In 1711 he returned to the Continent where he is said to have witnessed the siege of Douay (1712) as chaplain to an English regiment; certainly he wrote in that character a short History of the English College at Douay (1713) which purported to be by a Protestant chaplain. As it attacked the Jesuits, Father Thomas Hunter published his "Modest Defence" (1714), to which Dodd replied in The Secret Policy of the English Society of Jesus (1715). From 1716 he was again at Mosborough till 1718, when he returned to Douay to collect materials for his magnum opus The Church History of England from 1500 to 1688, which occupied him for twenty years. The work was written at Harvington Hall, Worcestershire, where he resided from 1722 till his death, first as assistant chaplain, then (from 1726) as chaplain to Robert Throckmorton.

During his sojourn abroad he wrote and published Pax Vobis: An Epistle to the Three Churches (London, 1721); and while at Harvington he composed several spiritual, controversial, and historical treatises most of which have never been published. Many of these MSS. are preserved at St Mary's College, Oscott. Those certainly published were: Certamen Utriusque Ecclesiae (1724); An Abridgment of Christian Doctrine (s.d.) and Flores Cleri Anglo-Catholici (s.d.)

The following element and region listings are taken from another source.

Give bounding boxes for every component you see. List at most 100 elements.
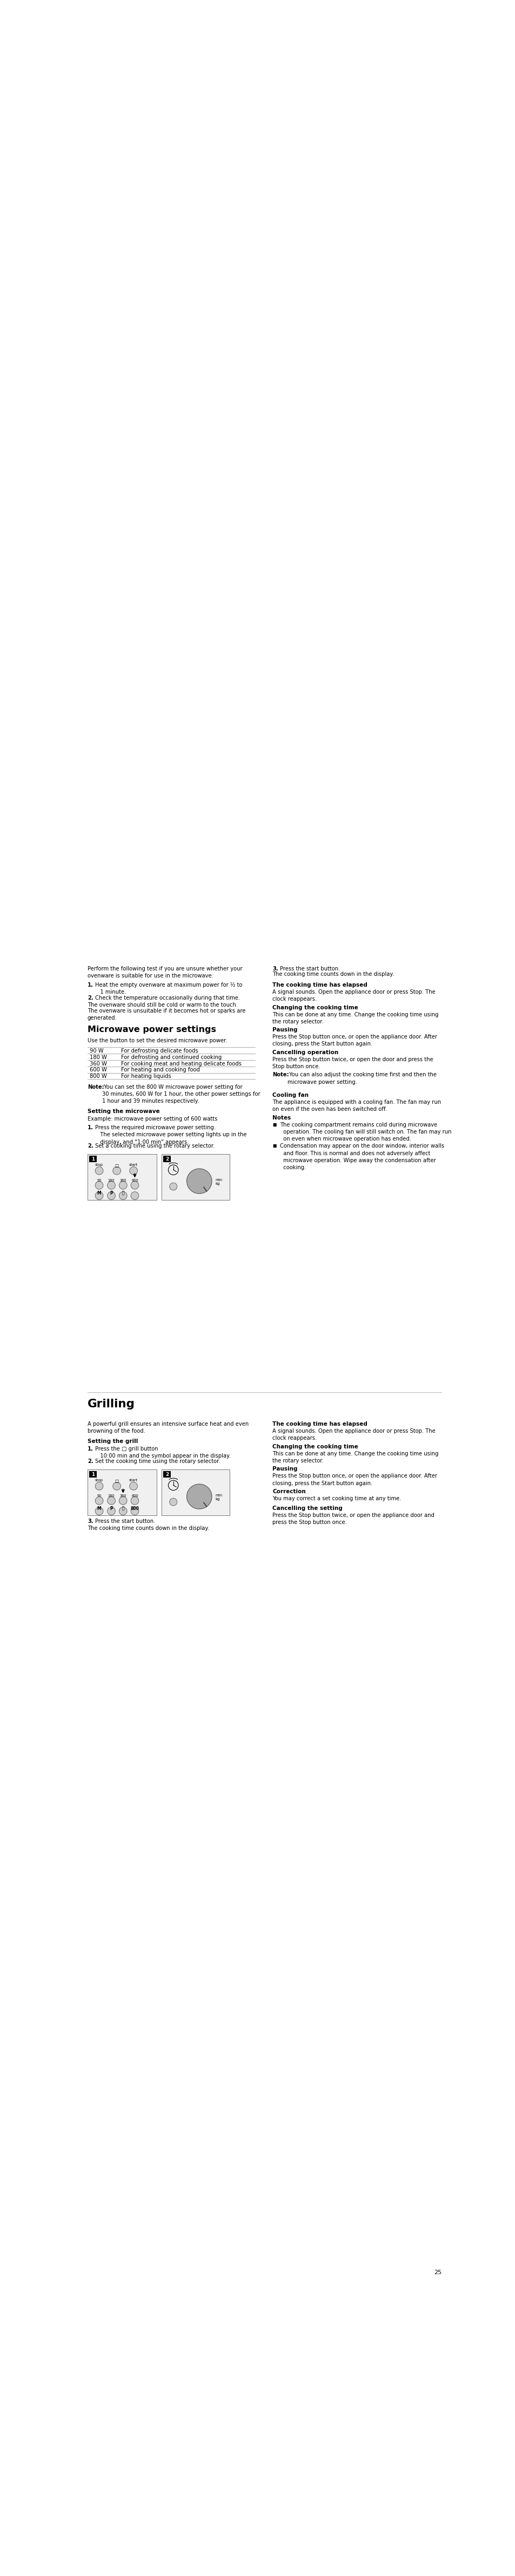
Text: Press the Stop button once, or open the appliance door. After
closing, press the: Press the Stop button once, or open the … — [272, 1036, 437, 1046]
Text: Set a cooking time using the rotary selector.: Set a cooking time using the rotary sele… — [95, 1144, 214, 1149]
Text: The cooking time counts down in the display.: The cooking time counts down in the disp… — [272, 971, 394, 976]
Text: A signal sounds. Open the appliance door or press Stop. The
clock reappears.: A signal sounds. Open the appliance door… — [272, 989, 435, 1002]
Text: Check the temperature occasionally during that time.: Check the temperature occasionally durin… — [95, 994, 239, 999]
Text: 360: 360 — [119, 1494, 126, 1497]
Text: □: □ — [115, 1164, 118, 1167]
Text: For heating liquids: For heating liquids — [121, 1074, 171, 1079]
Text: min: min — [215, 1177, 222, 1182]
Text: Press the start button.: Press the start button. — [95, 1520, 155, 1525]
Text: 3.: 3. — [272, 966, 278, 971]
Text: The ovenware is unsuitable if it becomes hot or sparks are
generated.: The ovenware is unsuitable if it becomes… — [88, 1007, 245, 1020]
Circle shape — [119, 1182, 127, 1190]
Text: 1.: 1. — [88, 1126, 93, 1131]
Text: You can also adjust the cooking time first and then the
microwave power setting.: You can also adjust the cooking time fir… — [287, 1072, 436, 1084]
Circle shape — [131, 1497, 139, 1504]
Text: 2: 2 — [165, 1471, 168, 1476]
Text: You can set the 800 W microwave power setting for
30 minutes, 600 W for 1 hour, : You can set the 800 W microwave power se… — [102, 1084, 260, 1105]
Bar — [89, 1157, 97, 1162]
Text: Use the button to set the desired microwave power.: Use the button to set the desired microw… — [88, 1038, 227, 1043]
Text: For defrosting and continued cooking: For defrosting and continued cooking — [121, 1054, 221, 1059]
Circle shape — [95, 1182, 103, 1190]
Text: Example: microwave power setting of 600 watts: Example: microwave power setting of 600 … — [88, 1115, 217, 1121]
Circle shape — [129, 1167, 138, 1175]
Circle shape — [131, 1507, 139, 1515]
Text: You may correct a set cooking time at any time.: You may correct a set cooking time at an… — [272, 1497, 401, 1502]
Text: 180: 180 — [108, 1180, 115, 1182]
Bar — [89, 1471, 97, 1479]
Text: Grilling: Grilling — [88, 1399, 135, 1409]
Text: Condensation may appear on the door window, interior walls
  and floor. This is : Condensation may appear on the door wind… — [280, 1144, 444, 1170]
Circle shape — [107, 1507, 115, 1515]
Text: 25: 25 — [433, 2269, 441, 2275]
Circle shape — [95, 1193, 103, 1200]
Text: 800: 800 — [130, 1507, 139, 1512]
Circle shape — [169, 1182, 177, 1190]
Text: Setting the microwave: Setting the microwave — [88, 1110, 160, 1115]
Text: 600 W: 600 W — [90, 1066, 107, 1072]
Text: Microwave power settings: Microwave power settings — [88, 1025, 216, 1033]
Circle shape — [113, 1481, 121, 1489]
Text: 🔒: 🔒 — [122, 1507, 124, 1512]
Text: Note:: Note: — [88, 1084, 104, 1090]
Text: 180: 180 — [108, 1494, 115, 1497]
Text: P: P — [110, 1507, 113, 1512]
Bar — [163, 1471, 170, 1479]
Circle shape — [119, 1497, 127, 1504]
Text: Perform the following test if you are unsure whether your
ovenware is suitable f: Perform the following test if you are un… — [88, 966, 242, 979]
Circle shape — [131, 1193, 139, 1200]
Text: Set the cooking time using the rotary selector.: Set the cooking time using the rotary se… — [95, 1458, 220, 1463]
Text: Notes: Notes — [272, 1115, 291, 1121]
Text: A signal sounds. Open the appliance door or press Stop. The
clock reappears.: A signal sounds. Open the appliance door… — [272, 1430, 435, 1440]
Text: Press the Stop button twice, or open the appliance door and
press the Stop butto: Press the Stop button twice, or open the… — [272, 1512, 434, 1525]
Text: kg: kg — [215, 1182, 219, 1185]
Text: The ovenware should still be cold or warm to the touch.: The ovenware should still be cold or war… — [88, 1002, 237, 1007]
Text: Press the Stop button once, or open the appliance door. After
closing, press the: Press the Stop button once, or open the … — [272, 1473, 437, 1486]
Text: 1.: 1. — [88, 981, 93, 987]
Text: □: □ — [115, 1479, 118, 1484]
Text: ■: ■ — [272, 1123, 277, 1126]
Text: Note:: Note: — [272, 1072, 289, 1077]
Text: A powerful grill ensures an intensive surface heat and even
browning of the food: A powerful grill ensures an intensive su… — [88, 1422, 248, 1435]
Text: 1: 1 — [91, 1471, 95, 1476]
Text: Cancelling the setting: Cancelling the setting — [272, 1507, 342, 1512]
Bar — [161, 1154, 229, 1200]
Circle shape — [95, 1497, 103, 1504]
Text: 2.: 2. — [88, 1458, 93, 1463]
Text: M: M — [97, 1507, 101, 1512]
Text: 360: 360 — [119, 1180, 126, 1182]
Text: The cooking time has elapsed: The cooking time has elapsed — [272, 1422, 367, 1427]
Text: 90: 90 — [97, 1180, 101, 1182]
Text: Pausing: Pausing — [272, 1466, 297, 1471]
Text: Changing the cooking time: Changing the cooking time — [272, 1005, 358, 1010]
Text: min: min — [215, 1494, 222, 1497]
Bar — [88, 1468, 157, 1515]
Text: start: start — [129, 1164, 138, 1167]
Text: The appliance is equipped with a cooling fan. The fan may run
on even if the ove: The appliance is equipped with a cooling… — [272, 1100, 441, 1113]
Text: For cooking meat and heating delicate foods: For cooking meat and heating delicate fo… — [121, 1061, 241, 1066]
Text: P: P — [110, 1190, 113, 1195]
Text: For defrosting delicate foods: For defrosting delicate foods — [121, 1048, 198, 1054]
Text: Pausing: Pausing — [272, 1028, 297, 1033]
Circle shape — [107, 1497, 115, 1504]
Text: Cooling fan: Cooling fan — [272, 1092, 308, 1097]
Text: Changing the cooking time: Changing the cooking time — [272, 1445, 358, 1450]
Text: Setting the grill: Setting the grill — [88, 1440, 138, 1445]
Text: Cancelling operation: Cancelling operation — [272, 1048, 338, 1056]
Text: kg: kg — [215, 1497, 219, 1502]
Bar — [88, 1154, 157, 1200]
Circle shape — [129, 1481, 138, 1489]
Text: Correction: Correction — [272, 1489, 305, 1494]
Text: 2: 2 — [165, 1157, 168, 1162]
Text: 600: 600 — [131, 1180, 138, 1182]
Text: This can be done at any time. Change the cooking time using
the rotary selector.: This can be done at any time. Change the… — [272, 1012, 438, 1025]
Text: The cooking time counts down in the display.: The cooking time counts down in the disp… — [88, 1525, 209, 1530]
Text: stop: stop — [95, 1164, 103, 1167]
Text: Press the Stop button twice, or open the door and press the
Stop button once.: Press the Stop button twice, or open the… — [272, 1056, 433, 1069]
Text: 90 W: 90 W — [90, 1048, 104, 1054]
Text: ■: ■ — [272, 1144, 277, 1149]
Text: 2.: 2. — [88, 1144, 93, 1149]
Text: 1.: 1. — [88, 1445, 93, 1450]
Circle shape — [169, 1499, 177, 1507]
Text: 3.: 3. — [88, 1520, 93, 1525]
Text: Heat the empty ovenware at maximum power for ½ to
   1 minute.: Heat the empty ovenware at maximum power… — [95, 981, 242, 994]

After many years' labour the Church History was completed in three folio volumes published in 1737, 1739, and 1742 at Wolverhampton, though for prudential reasons Brussels appears on the title-page. Father John Constable, S.J., attacked the work as unfair to the Jesuits, and Dodd replied in An Apology for the Church History of English, published in 1742. On his death-bed Dodd expressed his desire to die in peace with the Jesuits.

The Church History presented an important alternative view of history, and its primary source documents in the appendices provided a valuable resource for later historians. John Lingard was a subscriber for one of the later editions.